Sudah tentu Su Ciau kaget setengah mati. Cepat ia menampar tetapi karena takut melukainya maka ia hanya menggunakan tiga bagian tenaga. Sudah tentu ia tak kuat menahan tenaga-dalam Thian-kong-gi dari Cin Hong Ing. Seketika pemuda itu terhuyung-huyung selangkah. Ia rasakan telinganya silir. Ketika dirabanya, ah, ternyata separoh daun telinga kirinya telah terpapas hilang. Ketika tangannya berlumuran darah, Su Ciau terlongong-longong.



Cin Hong Ing tertawa dingin, "Lekas pulang dan beritahukan mamahmu, jangan engkau unjuk diri di sini lagi !"



Walaupun marah tetapi Su Ciau tetap diam saja karena ia masih memikirkan betapa beda perangai kedua saudara kembar itu.

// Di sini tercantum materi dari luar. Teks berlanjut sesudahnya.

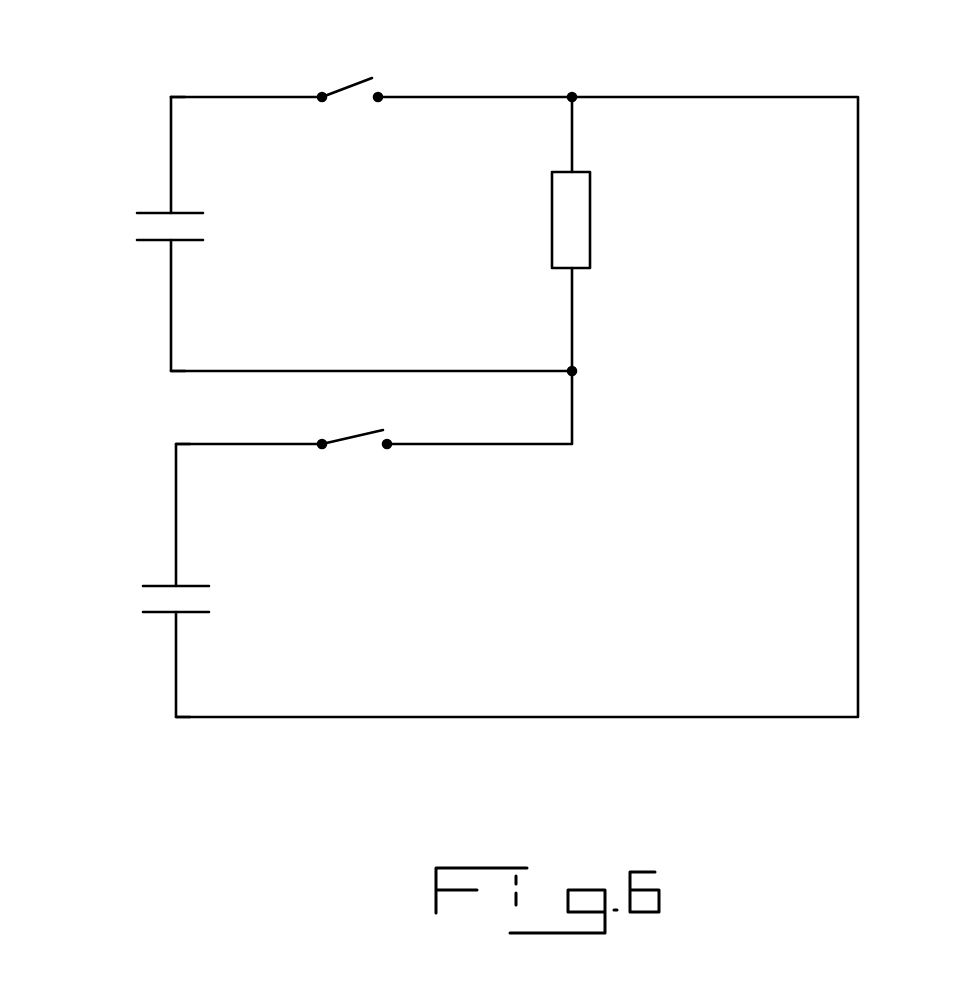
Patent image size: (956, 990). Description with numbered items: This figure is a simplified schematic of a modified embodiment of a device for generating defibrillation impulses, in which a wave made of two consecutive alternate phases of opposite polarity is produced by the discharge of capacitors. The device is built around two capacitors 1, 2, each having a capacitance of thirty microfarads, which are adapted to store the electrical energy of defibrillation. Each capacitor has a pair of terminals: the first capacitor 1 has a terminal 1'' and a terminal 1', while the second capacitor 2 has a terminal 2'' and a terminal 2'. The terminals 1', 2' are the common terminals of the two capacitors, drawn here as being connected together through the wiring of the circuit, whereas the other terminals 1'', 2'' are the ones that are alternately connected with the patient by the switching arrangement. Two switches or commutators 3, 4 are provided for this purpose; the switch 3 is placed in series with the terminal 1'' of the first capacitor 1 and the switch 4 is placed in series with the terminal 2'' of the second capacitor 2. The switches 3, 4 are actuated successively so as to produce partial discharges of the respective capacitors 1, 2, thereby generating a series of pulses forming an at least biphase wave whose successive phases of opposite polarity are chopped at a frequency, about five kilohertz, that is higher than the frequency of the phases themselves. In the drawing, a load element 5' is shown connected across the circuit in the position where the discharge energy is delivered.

The capacitor 1 is at (152, 233).
The capacitor 2 is at (181, 603).
The switch 3 is at (356, 63).
The switch 4 is at (358, 467).
The resistor 5' is at (592, 220).
The terminal 1'' is at (153, 71).
The common terminal 1' is at (141, 391).
The terminal 2'' is at (147, 436).
The common terminal 2' is at (148, 742).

Cin Hong Ing tak mempedulikannya. Ia terus melangkah pergi. Tetapi sebelum masuk ke tempat penginapannya tiba-tiba ia mendengar orang berteriak hiruk pikuk di jalan. "Toho Lhama dari kuil Ko-liong-si sudah datang, Poan-hong-poh menyambut sendiri ke pantai, hayo kita lihat!"



Berpuluh-puluh orang segera berhamburan melintas jalan. Su Ciau di luar kesadarannyapun ikut melangkah maju. Walaupun tahu kalau telinganya berlumuran darah, tetapi orang-orang itu tak mempedulikannya. Mereka lebih tertarik hendak melihat pertemuan Toho dengan Poan-hong-poh.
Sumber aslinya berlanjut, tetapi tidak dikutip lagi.